Chapter Eighteen

40 4 1
                                    

Childish?

Chaesya berjalan menuju kelasnya dengan langkah gontai. Di pagi yang cerah ini, suasana hatinya terasa buruk. Orang yang melihatnya dapat merasakan aura suram yang terpancar darinya. Chaesya menarik kenop pintu kelas dengan pelan sehingga tidak membuahkan hasil apapun.

Ia mengerang pelan dan mencoba sekali lagi untuk menarik pintu kelas yang entah kenapa hari ini terasa berat sekali. Hingga akhirnya pintu berhasil tertarik berkat sebuah tangan besar yang membantunya.
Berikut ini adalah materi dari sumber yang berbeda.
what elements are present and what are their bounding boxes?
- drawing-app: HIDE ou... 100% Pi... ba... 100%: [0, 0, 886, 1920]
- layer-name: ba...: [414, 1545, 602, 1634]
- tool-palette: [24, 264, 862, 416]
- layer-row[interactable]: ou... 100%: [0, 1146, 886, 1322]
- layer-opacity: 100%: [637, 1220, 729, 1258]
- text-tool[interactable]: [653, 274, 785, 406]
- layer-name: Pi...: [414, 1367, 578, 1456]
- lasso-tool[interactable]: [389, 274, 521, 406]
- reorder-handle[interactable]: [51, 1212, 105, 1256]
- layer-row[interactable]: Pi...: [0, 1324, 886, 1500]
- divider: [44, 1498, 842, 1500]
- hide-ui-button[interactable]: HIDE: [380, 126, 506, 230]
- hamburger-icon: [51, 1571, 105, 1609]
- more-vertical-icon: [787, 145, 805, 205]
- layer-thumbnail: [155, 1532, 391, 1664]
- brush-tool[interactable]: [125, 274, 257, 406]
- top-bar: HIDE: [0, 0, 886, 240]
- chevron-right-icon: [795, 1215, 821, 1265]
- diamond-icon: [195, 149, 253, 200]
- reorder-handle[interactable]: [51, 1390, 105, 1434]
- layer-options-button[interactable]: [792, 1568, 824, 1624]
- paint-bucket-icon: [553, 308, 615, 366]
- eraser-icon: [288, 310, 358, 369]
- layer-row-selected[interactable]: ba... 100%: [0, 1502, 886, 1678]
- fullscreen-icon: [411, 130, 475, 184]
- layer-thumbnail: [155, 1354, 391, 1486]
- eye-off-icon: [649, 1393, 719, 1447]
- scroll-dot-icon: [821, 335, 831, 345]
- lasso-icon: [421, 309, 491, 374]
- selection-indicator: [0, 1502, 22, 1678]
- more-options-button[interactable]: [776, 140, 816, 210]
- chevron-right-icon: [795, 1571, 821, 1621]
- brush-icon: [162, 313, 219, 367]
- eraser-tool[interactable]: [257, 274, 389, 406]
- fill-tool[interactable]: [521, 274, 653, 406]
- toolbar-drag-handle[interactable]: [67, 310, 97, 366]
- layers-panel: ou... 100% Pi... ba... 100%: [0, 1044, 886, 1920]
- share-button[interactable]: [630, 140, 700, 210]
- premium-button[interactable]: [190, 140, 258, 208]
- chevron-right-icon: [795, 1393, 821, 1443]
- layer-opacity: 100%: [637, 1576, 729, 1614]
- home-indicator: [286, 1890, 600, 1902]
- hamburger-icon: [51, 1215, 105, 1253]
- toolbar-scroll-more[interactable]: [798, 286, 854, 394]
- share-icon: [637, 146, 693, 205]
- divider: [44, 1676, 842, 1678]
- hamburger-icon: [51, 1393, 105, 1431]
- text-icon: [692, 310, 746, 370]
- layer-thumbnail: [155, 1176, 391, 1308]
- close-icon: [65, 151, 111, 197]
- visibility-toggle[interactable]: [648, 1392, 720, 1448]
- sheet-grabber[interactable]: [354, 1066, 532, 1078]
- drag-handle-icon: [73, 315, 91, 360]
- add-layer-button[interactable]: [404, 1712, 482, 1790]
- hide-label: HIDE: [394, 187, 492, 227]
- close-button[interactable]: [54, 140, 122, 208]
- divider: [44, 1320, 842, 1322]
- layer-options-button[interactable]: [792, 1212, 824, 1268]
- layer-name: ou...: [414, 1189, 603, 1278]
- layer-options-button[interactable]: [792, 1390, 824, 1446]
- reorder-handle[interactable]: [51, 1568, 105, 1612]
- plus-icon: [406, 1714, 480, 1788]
Chaesya menengadahkan kepalanya untuk melihat sosok besar itu. Rizal tengah memandangnya penuh arti.

"Ngakunya sabuk hitam, tapi buat narik pintu yang seenteng semut gak bisa,"cibir Rizal membuat Chaesya mendengus kesal.

Rizal pun melangkahkan kakinya duluan sementara  Chaesya mengekorinya dari belakang. 

"Lo kemarin darimana?"

Chaesya mengernyit heran. Rizal lagi bicara dengan siapa?

"Woy, gue nanya sama lo. Ngapain celingak-celinguk gitu!"seru Rizal seraya berbalik badan membuat Chaesya tak sengaja menabrak tubuh Rizal yang terbilang cukup keras.

Dalam jarak sedekat ini, ada sesuatu dalam diri Rizal yang membuatnya merasa geli. Tanpa diperintah, Chaesya langsung bergerak mundur memberi ruang untuk berbicara.

"Oh, bukan urusan lo," 

Setelah mengatakan hal tersebut dengan dingin, ia langsung duduk di kursinya. Tak lama duduk, terdengar teriakan yang memanggil namanya. 

Refleks, ia berdiri untuk melihat sang empu suara. 

"Kenapa Fir?"tanya Chaesya dengan suara yang sengaja ditinggikan agar terdengar di tengah bisingnya kelas. 

"Ada yang nyariin!"

Dahi Chaesya mengernyit lagi. "Hah? Siapa?"

"Liat aja sendiri,"

Dengan rasa penasaran dan heran, ia berjalan menuju pintu kelas. Begitu melihat sosok yang mencarinya, hatinya mencelos. Entah kenapa, langkahnya sekarang berkali-kali lipat menjadi lebih berat dari sebelumnya. 

"Chaesya, gue--"

"Cukup Kak,"potong Chaesya. 

Ia tidak sanggup untuk mendengar ucapan Nugraha selanjutnya. Bahkan untuk melihat Nugraha butuh pertahanan yang kuat agar tidak runtuh. Ia mati-matian untuk menahan sesuatu yang mendesak di matanya. 

"Tapi--"

"Kak, saya gak mau liat Kakak lagi. Dan tolong hargai itu,"

Chaesya pergi dengan rasa sakit yang menghimpit paru-parunya. Dadanya terasa nyeri seakan ada sesuatu yang menghantamnya dengan keras. Saat ini ia butuh tempat sendiri. Tempat ia dapat menangis tanpa ada seorangpun yang melihat.

[-]

Bel pulang sekolah berbunyi. Chaesya membereskan barang-barangnya dengan gerakan yang terbilang cukup lambat. Dari arah samping, seseorang memperhatikannya dengan tatapan yang sulit diartikan.

"Sya!"

Chaesya menoleh, memaksa seulas senyum di wajahnya. "Apa?"

"Gak apa-apa sih. Mau manggil aja," Kahla terkekeh.

Chaesya mengangkat satu alisnya, lalu kembali melanjutkan aktivitasnya.

"Lo mau kemana abis ini? Makan yuk,"ajak Chaesya tanpa memandang Kahla.